If we are to be burdened by a third general election in five years, September’s conferences are where the parties mould their manifestos. The chosen setting for this year’s Labour shindig has become the beach head in the battle against a uniquely bitter breed of anti-Zionist activist whose binary bigotry is reserved for the Jewish state, alone among all 194 others.
The English riviera resort loved for its diversity is now infamous for the opposite, with bus-loads of one-eyed anti-Israel agitators set to head down the M23 (belting out that classic Village People sing-a-long, ‘It’s fun to pray on the IHRA, It’s fun to pray on the IHRA…”).

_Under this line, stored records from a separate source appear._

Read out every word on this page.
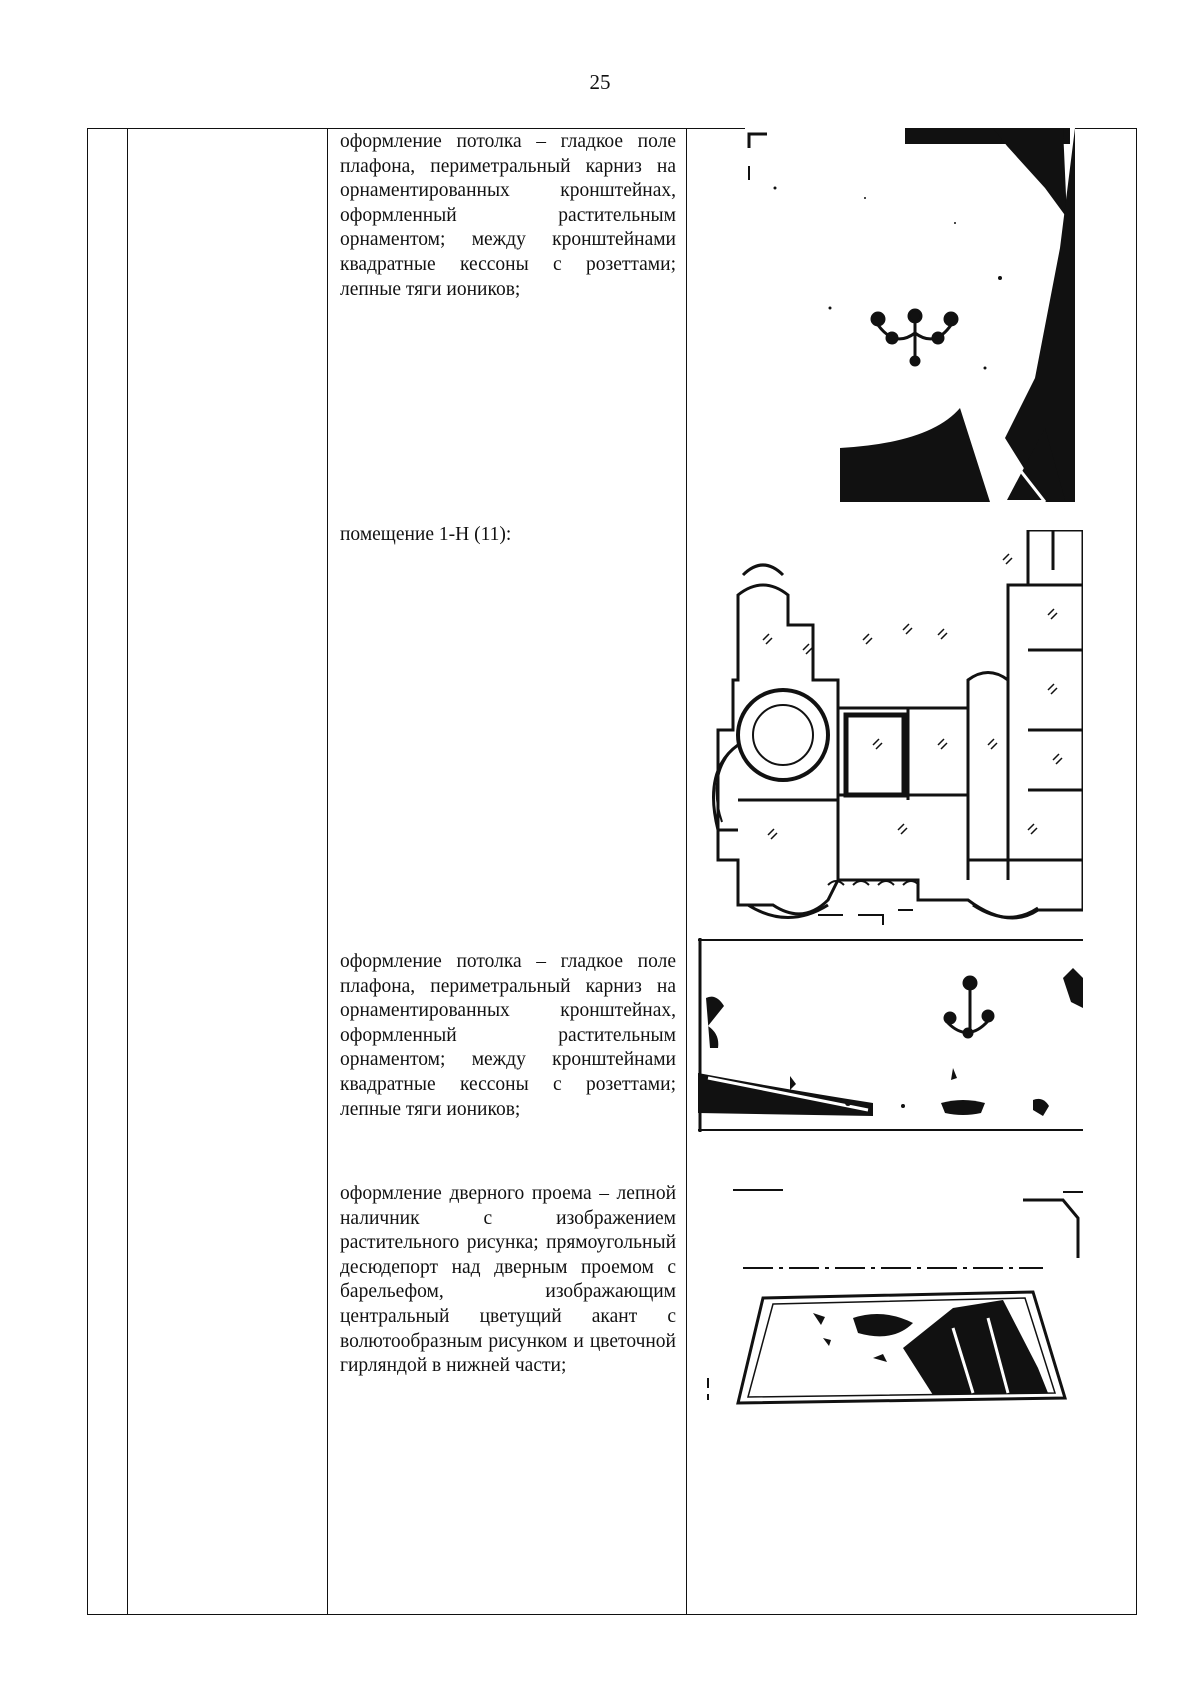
25
оформление потолка – гладкое поле плафона, периметральный карниз на орнаментированных кронштейнах, оформленный растительным орнаментом; между кронштейнами квадратные кессоны с розеттами; лепные тяги иоников;
помещение 1-Н (11):
оформление потолка – гладкое поле плафона, периметральный карниз на орнаментированных кронштейнах, оформленный растительным орнаментом; между кронштейнами квадратные кессоны с розеттами; лепные тяги иоников;
оформление дверного проема – лепной наличник с изображением растительного рисунка; прямоугольный десюдепорт над дверным проемом с барельефом, изображающим центральный цветущий акант с волютообразным рисунком и цветочной гирляндой в нижней части;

In the back row, where all the vape-smoking, chewing-gum-under-the-seat trouble makers lurk, sits cuddly Ken ‘Hitler supported Zionism’ Livingstone, Jackie ‘Jews financed the slave trade’ Walker and Jew-baiting Chris ‘We’re too apologetic’ Williamson. Joining them for the ride will be former MK Haneen ‘Tel Aviv is occupied territory’ Zouabi and Asa ‘the CST is linked to Mossad’ Winstanley.
These people, like the Labour leader, are ideologues surrounded by ideologues who would sell their own grandma if it raised a few quid for Iranian TV or a Gaza flotilla. They will never be reasoned out of a position it doesn’t seem they were ever reasoned into in the first place.
The surreal sea of Palestinian flags at last year’s Labour conference bore witness to a party fuelled by a virulent tribalism that binds together those who hate Israel and, often by transparent extension, Jews. Its leader could be prime minister within weeks.
Hold on to your hats. It’s going to be a bumpy, grumpy, ugly autumn.